The pandemic forced organizers to make several other changes, including swapping the Native dance competition and grand entries for dance exhibitions, recruiting volunteers as personal shoppers for collectors who were unable to attend but still wanted to buy, and spacing out the artist booths to allow for social distancing.
Although some artists who usually participate skipped this year due to the pandemic, others were eager to show their wares since so many art markets, festivals and events have been scrapped in response to COVID-19.
“This is really the first show of the year because so many have been canceled,” said Broken Arrow painter Clancy Gray, who is Osage.
While Schrupp attended her first Red Earth in 1994, she has rotated between the Oklahoma festival and the Eiteljorg Indian Market and Festival in Indianapolis for the past several years. But the latter was canceled this year.
Despite some anxiety about traveling during the pandemic, the Lakota, North Dakota, resident said she was excited to return to Red Earth.
“I sometimes call myself an honorary Oklahoman,” Schrupp said. “They’re kind of like family, the local artists that are from Oklahoma.

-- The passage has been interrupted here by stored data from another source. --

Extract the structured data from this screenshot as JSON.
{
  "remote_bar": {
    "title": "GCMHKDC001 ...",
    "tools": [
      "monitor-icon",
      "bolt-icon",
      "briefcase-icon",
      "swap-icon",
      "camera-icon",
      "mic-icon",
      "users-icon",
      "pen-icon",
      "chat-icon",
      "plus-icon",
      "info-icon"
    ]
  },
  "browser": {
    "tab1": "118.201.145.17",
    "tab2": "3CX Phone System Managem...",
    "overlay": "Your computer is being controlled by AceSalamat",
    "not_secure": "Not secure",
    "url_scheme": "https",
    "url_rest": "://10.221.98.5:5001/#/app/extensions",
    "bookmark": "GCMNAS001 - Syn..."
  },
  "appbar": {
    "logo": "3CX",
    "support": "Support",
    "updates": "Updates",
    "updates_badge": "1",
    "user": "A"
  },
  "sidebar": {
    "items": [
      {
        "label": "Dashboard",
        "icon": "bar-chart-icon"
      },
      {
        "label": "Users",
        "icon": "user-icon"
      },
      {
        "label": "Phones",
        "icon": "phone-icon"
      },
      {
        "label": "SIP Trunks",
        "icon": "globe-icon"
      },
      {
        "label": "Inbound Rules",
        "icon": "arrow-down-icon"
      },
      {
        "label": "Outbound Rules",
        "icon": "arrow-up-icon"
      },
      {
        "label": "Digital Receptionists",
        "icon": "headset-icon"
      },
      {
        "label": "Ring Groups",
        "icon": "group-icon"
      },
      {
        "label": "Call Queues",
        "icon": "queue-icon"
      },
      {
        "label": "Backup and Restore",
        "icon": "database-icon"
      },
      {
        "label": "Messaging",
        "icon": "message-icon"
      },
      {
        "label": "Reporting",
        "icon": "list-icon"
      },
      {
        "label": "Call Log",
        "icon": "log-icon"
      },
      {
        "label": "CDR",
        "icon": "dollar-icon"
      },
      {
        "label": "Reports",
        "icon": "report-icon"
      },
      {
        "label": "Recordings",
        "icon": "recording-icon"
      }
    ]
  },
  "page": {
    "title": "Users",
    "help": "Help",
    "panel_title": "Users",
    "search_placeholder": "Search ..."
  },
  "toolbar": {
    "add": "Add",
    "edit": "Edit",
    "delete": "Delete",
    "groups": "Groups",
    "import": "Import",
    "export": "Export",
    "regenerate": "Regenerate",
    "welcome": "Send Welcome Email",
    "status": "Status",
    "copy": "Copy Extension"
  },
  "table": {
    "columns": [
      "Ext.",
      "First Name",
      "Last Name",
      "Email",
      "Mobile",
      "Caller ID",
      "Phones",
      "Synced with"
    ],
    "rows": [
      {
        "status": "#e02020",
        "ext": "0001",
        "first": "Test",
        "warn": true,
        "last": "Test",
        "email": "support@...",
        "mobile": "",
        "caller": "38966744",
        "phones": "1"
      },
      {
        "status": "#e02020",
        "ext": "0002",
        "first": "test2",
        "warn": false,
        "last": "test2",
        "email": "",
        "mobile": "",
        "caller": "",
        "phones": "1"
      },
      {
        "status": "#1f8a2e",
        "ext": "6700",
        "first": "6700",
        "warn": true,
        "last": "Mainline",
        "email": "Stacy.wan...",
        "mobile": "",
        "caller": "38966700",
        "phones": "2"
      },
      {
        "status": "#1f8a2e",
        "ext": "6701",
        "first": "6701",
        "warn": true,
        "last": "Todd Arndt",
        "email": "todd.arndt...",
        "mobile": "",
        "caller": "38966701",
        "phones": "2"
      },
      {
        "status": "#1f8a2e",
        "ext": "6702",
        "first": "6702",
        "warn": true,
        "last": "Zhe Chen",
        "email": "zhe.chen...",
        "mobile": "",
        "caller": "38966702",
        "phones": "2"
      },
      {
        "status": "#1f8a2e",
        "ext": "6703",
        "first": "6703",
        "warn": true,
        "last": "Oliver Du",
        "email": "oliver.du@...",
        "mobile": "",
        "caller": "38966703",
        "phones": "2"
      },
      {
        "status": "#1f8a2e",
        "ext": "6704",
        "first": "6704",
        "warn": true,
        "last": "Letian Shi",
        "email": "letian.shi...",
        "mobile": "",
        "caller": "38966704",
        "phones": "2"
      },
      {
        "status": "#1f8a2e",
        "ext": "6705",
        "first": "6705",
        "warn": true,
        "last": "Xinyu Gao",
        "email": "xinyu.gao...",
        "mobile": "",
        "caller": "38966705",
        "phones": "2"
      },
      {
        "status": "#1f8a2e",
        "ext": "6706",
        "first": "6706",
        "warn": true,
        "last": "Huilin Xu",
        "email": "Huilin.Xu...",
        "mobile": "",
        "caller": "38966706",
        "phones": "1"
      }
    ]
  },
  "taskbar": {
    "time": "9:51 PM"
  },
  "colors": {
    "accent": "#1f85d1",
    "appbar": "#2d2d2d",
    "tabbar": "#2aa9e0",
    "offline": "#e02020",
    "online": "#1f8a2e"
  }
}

It’s kind of like a homecoming.”
Over the years, Schrupp has worked in a variety of art forms, from jewelry and dolls to ceramics and metalwork.

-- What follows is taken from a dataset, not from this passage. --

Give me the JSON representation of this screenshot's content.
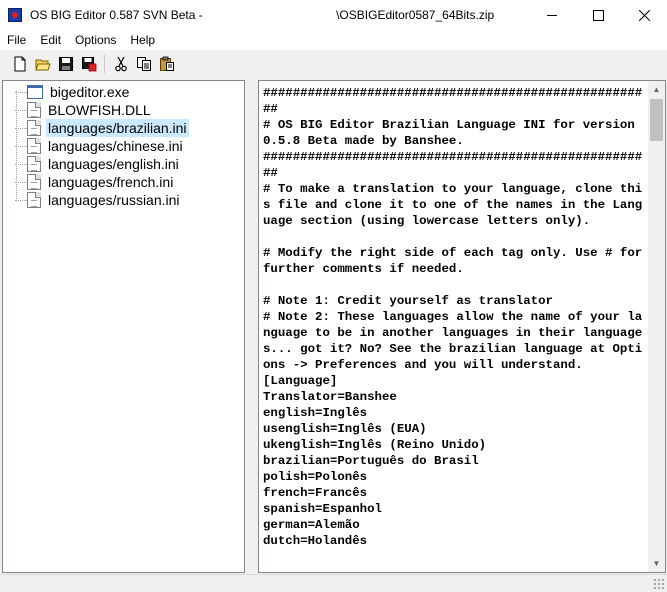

“Sewing was my very first art form. I was about 6, 7 years old on my mom’s old treadle machine. I worked on that for years, and then I became an adult and I still sewed. I became a mother … and I used to sew all her baby clothes and her little dresses,” said the artist, who grew up on the White Bear Indian Reservation in Saskatchewan, Canada. “In the ’60s and ’70s, the bell-bottom pants and leisure suits, I used to make them for my husband, and they were fun.”
A 1990 University of North Dakota graduate, she majored in ceramics in college, but a friend encouraged her to take a metalworking class.
“Right from the get-go, I was just amazed at what metal could do, and I just had a new love of material and medium. I just ran with it and I’m still running with it,” she said. “The nice thing about fabrics and metals is that they’re such forgiving materials. Some people think that metal is so hard and so sturdy and static, but it isn’t. It’s flexible … so is fabric, it’s so free form and flowing and moving all the time. … You can take it and mold it and just create something that’s uniquely you.”
Along with her “spirit dress” she also is showing at this year’s Red Earth several of her well-known contemporary versions of Native rattles, sacred items traditionally only made by men.
“I kind of jumped that boundary by making mine very contemporary out of metal, out of semi-precious stones, but still sticking with some of the design elements of our tribal history, of the horse hair and the deer antler. … That’s just all combined with geometric shapes and hollow forms, creating work with kind of a futuristic appeal,” she said.
“(Some people) they always comment, ‘Oh, this is not Indian art.’ … It’s really hard to be different, but I just hung in there. And Red Earth gave me a place to exhibit my work and really appreciated my style and really helped me develop as an artist.”
Her work now is in such high-profile collections as the National Museum of the American Indian in Washington, D.C.; the Heard Museum in Phoenix; and the Eiteljorg Museum, and she was named this year’s Red Earth Honored One, an award annually bestowed on a Native American master visual artist who has substantially supported American Indian art.
“I felt so honored and so undeserving and all those emotions. … I was just amazed. I was in happy shock,” she said. “That is such a big honor.”